Author: Philip J. Nichols
Ernest Thompson Seton (founder of the Boy scouts) wrote The Gospel of the Redman in which he recounts the culture, beliefs and practices of the indigenous people of the Americas, as told by Tecumseh, Pontiac, Crazy Horse, Powhatan, Sitting Bull and others.He tries to put into words, to understand the Indian culture, from a white man's perspective. One cultural theme common to all tribes is the practice of resource conservation. This concept applied to the buffalo, salmon, turtle and all other harvested creatures, means that all parts of the animal have a value and purpose, to be used as much as practical and possible: skin, scales, fur and hair, skull and bones, meat and fat, claws and teeth, glands, organs, sinew and gut.
This idea has found recent resonance and relevance because of covid. Covid caused a worldwide contraction of many things including the Chinese and Russian market demand for raw fur. Trappers faced record low prices for most items and either stopped producing altogether, or found other, non-traditional outlets. One such outlet developed during the covid shutdowns, as people lost regular jobs altogether, or were sent to work from home. A good number of them used this time to explore their creative self. Artistic expressions in crafting, garment making, weird taxidermy and other talents created a demand for raw material.
As work shutdowns lifted and covid has diminished, these people have not flocked back to their old jobs. Instead of returning to the security of a steady paycheck, many have now found the way to live their dream and get paid. This new sub-culture of crafter/artist creators needs raw materials that are being provided by the people who have access to these materials, trappers and hunters. Another potential source of raw materials are nuisance wildlife control operators (NWCO.) Some have already discovered this outlet to profit from animal remains they would normally discard in the trash.
This scene is relatively new to NWCO’s, and it remains to be seen how many will see it as worth the effort it takes. For a larger operation with year-round work, a fleet of trucks, and employees, the business model where animal remains are simply disposed of (trash, burial, cremation, etc.,) would not allow for treating remains as a product. However, in smaller operations, down time and slow seasons could be used to practice this conservation ethic. What does this look like in reality?
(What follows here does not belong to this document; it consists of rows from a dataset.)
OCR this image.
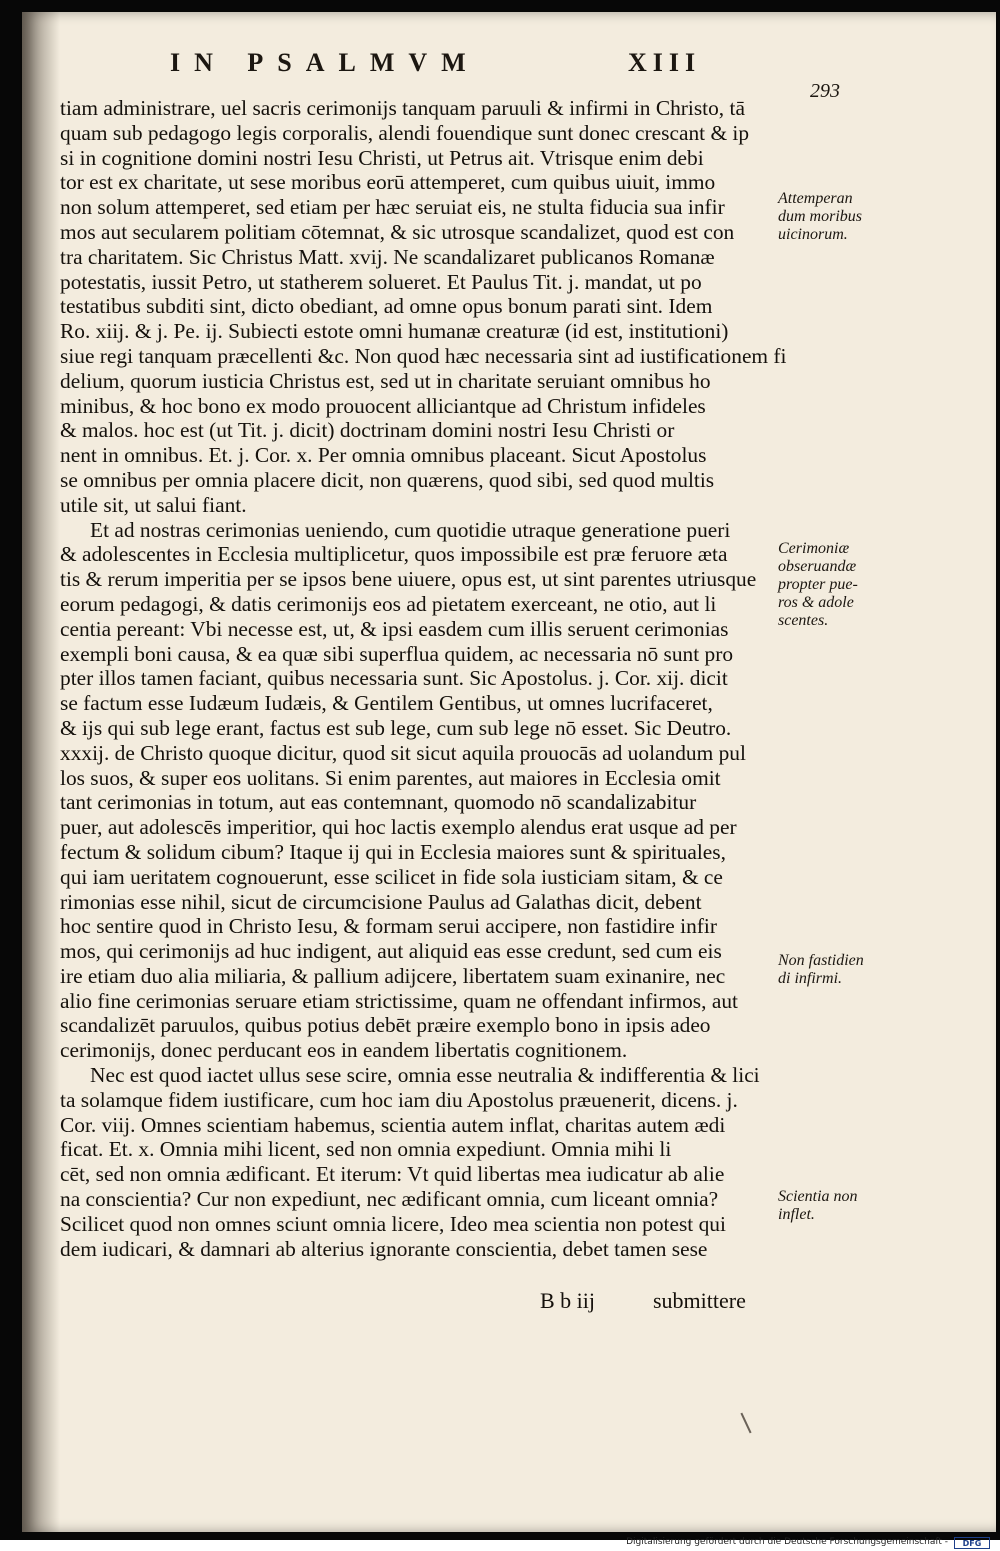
IN PSALMVM	XIII
293
tiam administrare, uel sacris cerimonijs tanquam paruuli & infirmi in Christo, tā
quam sub pedagogo legis corporalis, alendi fouendique sunt donec crescant & ip
si in cognitione domini nostri Iesu Christi, ut Petrus ait. Vtrisque enim debi
tor est ex charitate, ut sese moribus eorū attemperet, cum quibus uiuit, immo
non solum attemperet, sed etiam per hæc seruiat eis, ne stulta fiducia sua infir
mos aut secularem politiam cōtemnat, & sic utrosque scandalizet, quod est con
tra charitatem. Sic Christus Matt. xvij. Ne scandalizaret publicanos Romanæ
potestatis, iussit Petro, ut statherem solueret. Et Paulus Tit. j. mandat, ut po
testatibus subditi sint, dicto obediant, ad omne opus bonum parati sint. Idem
Ro. xiij. & j. Pe. ij. Subiecti estote omni humanæ creaturæ (id est, institutioni)
siue regi tanquam præcellenti &c. Non quod hæc necessaria sint ad iustificationem fi
delium, quorum iusticia Christus est, sed ut in charitate seruiant omnibus ho
minibus, & hoc bono ex modo prouocent alliciantque ad Christum infideles
& malos. hoc est (ut Tit. j. dicit) doctrinam domini nostri Iesu Christi or
nent in omnibus. Et. j. Cor. x. Per omnia omnibus placeant. Sicut Apostolus
se omnibus per omnia placere dicit, non quærens, quod sibi, sed quod multis
utile sit, ut salui fiant.
Et ad nostras cerimonias ueniendo, cum quotidie utraque generatione pueri
& adolescentes in Ecclesia multiplicetur, quos impossibile est præ feruore æta
tis & rerum imperitia per se ipsos bene uiuere, opus est, ut sint parentes utriusque
eorum pedagogi, & datis cerimonijs eos ad pietatem exerceant, ne otio, aut li
centia pereant: Vbi necesse est, ut, & ipsi easdem cum illis seruent cerimonias
exempli boni causa, & ea quæ sibi superflua quidem, ac necessaria nō sunt pro
pter illos tamen faciant, quibus necessaria sunt. Sic Apostolus. j. Cor. xij. dicit
se factum esse Iudæum Iudæis, & Gentilem Gentibus, ut omnes lucrifaceret,
& ijs qui sub lege erant, factus est sub lege, cum sub lege nō esset. Sic Deutro.
xxxij. de Christo quoque dicitur, quod sit sicut aquila prouocās ad uolandum pul
los suos, & super eos uolitans. Si enim parentes, aut maiores in Ecclesia omit
tant cerimonias in totum, aut eas contemnant, quomodo nō scandalizabitur
puer, aut adolescēs imperitior, qui hoc lactis exemplo alendus erat usque ad per
fectum & solidum cibum? Itaque ij qui in Ecclesia maiores sunt & spirituales,
qui iam ueritatem cognouerunt, esse scilicet in fide sola iusticiam sitam, & ce
rimonias esse nihil, sicut de circumcisione Paulus ad Galathas dicit, debent
hoc sentire quod in Christo Iesu, & formam serui accipere, non fastidire infir
mos, qui cerimonijs ad huc indigent, aut aliquid eas esse credunt, sed cum eis
ire etiam duo alia miliaria, & pallium adijcere, libertatem suam exinanire, nec
alio fine cerimonias seruare etiam strictissime, quam ne offendant infirmos, aut
scandalizēt paruulos, quibus potius debēt præire exemplo bono in ipsis adeo
cerimonijs, donec perducant eos in eandem libertatis cognitionem.
Nec est quod iactet ullus sese scire, omnia esse neutralia & indifferentia & lici
ta solamque fidem iustificare, cum hoc iam diu Apostolus præuenerit, dicens. j.
Cor. viij. Omnes scientiam habemus, scientia autem inflat, charitas autem ædi
ficat. Et. x. Omnia mihi licent, sed non omnia expediunt. Omnia mihi li
cēt, sed non omnia ædificant. Et iterum: Vt quid libertas mea iudicatur ab alie
na conscientia? Cur non expediunt, nec ædificant omnia, cum liceant omnia?
Scilicet quod non omnes sciunt omnia licere, Ideo mea scientia non potest qui
dem iudicari, & damnari ab alterius ignorante conscientia, debet tamen sese
B b iij	submittere
Attemperan
dum moribus
uicinorum.
Cerimoniæ
obseruandæ
propter pue-
ros & adole
scentes.
Non fastidien
di infirmi.
Scientia non
inflet.
Digitalisierung gefördert durch die Deutsche Forschungsgemeinschaft -	DFG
The process starts immediately when the animal is killed since the first consideration is to halt or slow down decomposition. In a warm climate situation the carcass is kept in an ice filled cooler. External body fluids and blood are removed and the body is bagged in plastic. At this point the decision will be to sell it whole without any further processing, or to remove saleable parts (skin, meat, glands, etc.) to sell individually. Another option is to freeze the animal until buyers are found, and the terms of sale are agreed on.
For example: when a taxidermist advertises their need for a whole animal, the NWCO having that animal (frozen in the freezer) reaches out to the taxidermist. The price, method of shipping and who pays shipping are agreed on. Example: a whole frozen otter shipped across four states cost $60.00 UPS ground. It arrived in three days and was still frozen (February)...the taxidermist paid $125.00 for the otter plus the $60 shipping. Shipping frozen animals is best done in the winter.
Packaging for the otter example was a styrofoam box (from old Omaha Steaks box,) that was then put inside a cardboard box provided by the UPS shipping depot. Lacking a free styrofoam box, a cheap styrofoam cooler can be had at the Dollar Store. The costs involved in packaging and shipping are most always dictated and paid for by the receiver.
Selling a whole creature is the easiest way, but more money can be made by knowing how to process an animal using the protocols required by the end user. Know how to prepare skins for life sized taxidermy and you will get much more than the market value for raw fur processed for the raw fur market. Skull collectors want skulls undamaged (no bullet holes) and fresh frozen. Unusual animals such as albino, odd color, and extremes of normal size for a specimen, are sold at a premium.
Non-fur animals also have a market: alligator hide, teeth, claws and skull: antelope hide, horns, skulls and capes: deer, moose and elk skulls with antlers, capes and sinew: javelina hides and skulls: marmot and groundhog hides and skulls: mountain beaver and moles frozen whole: gamebird hides and feathers, snake skins and turtle shell. Quantities of items are needed for jewelry (e.g. penis bones from raccoon, mink, fox, etc.,) and laboratories (e.g. embryo’s, frogs, neonates, worms, eyeballs, etc.)
You can get an idea of some of the things being done with these natural materials by searching Etsy and Pinterest. Enter “fur crafts” in the search box. etc.)
Here are three resources that list buyers for natural products:
(1) Moscow Hide & Fur ( furbuyer.com is the catalog and price list of items that they are currently interested in buying)
(2) Trapper to Taxidermist (private facebook forum for buying and selling wildlife products)
(3) Taxidermy.net (internet based community for free exchange)
It goes without saying that all federals, state and local laws are your responsibility to know.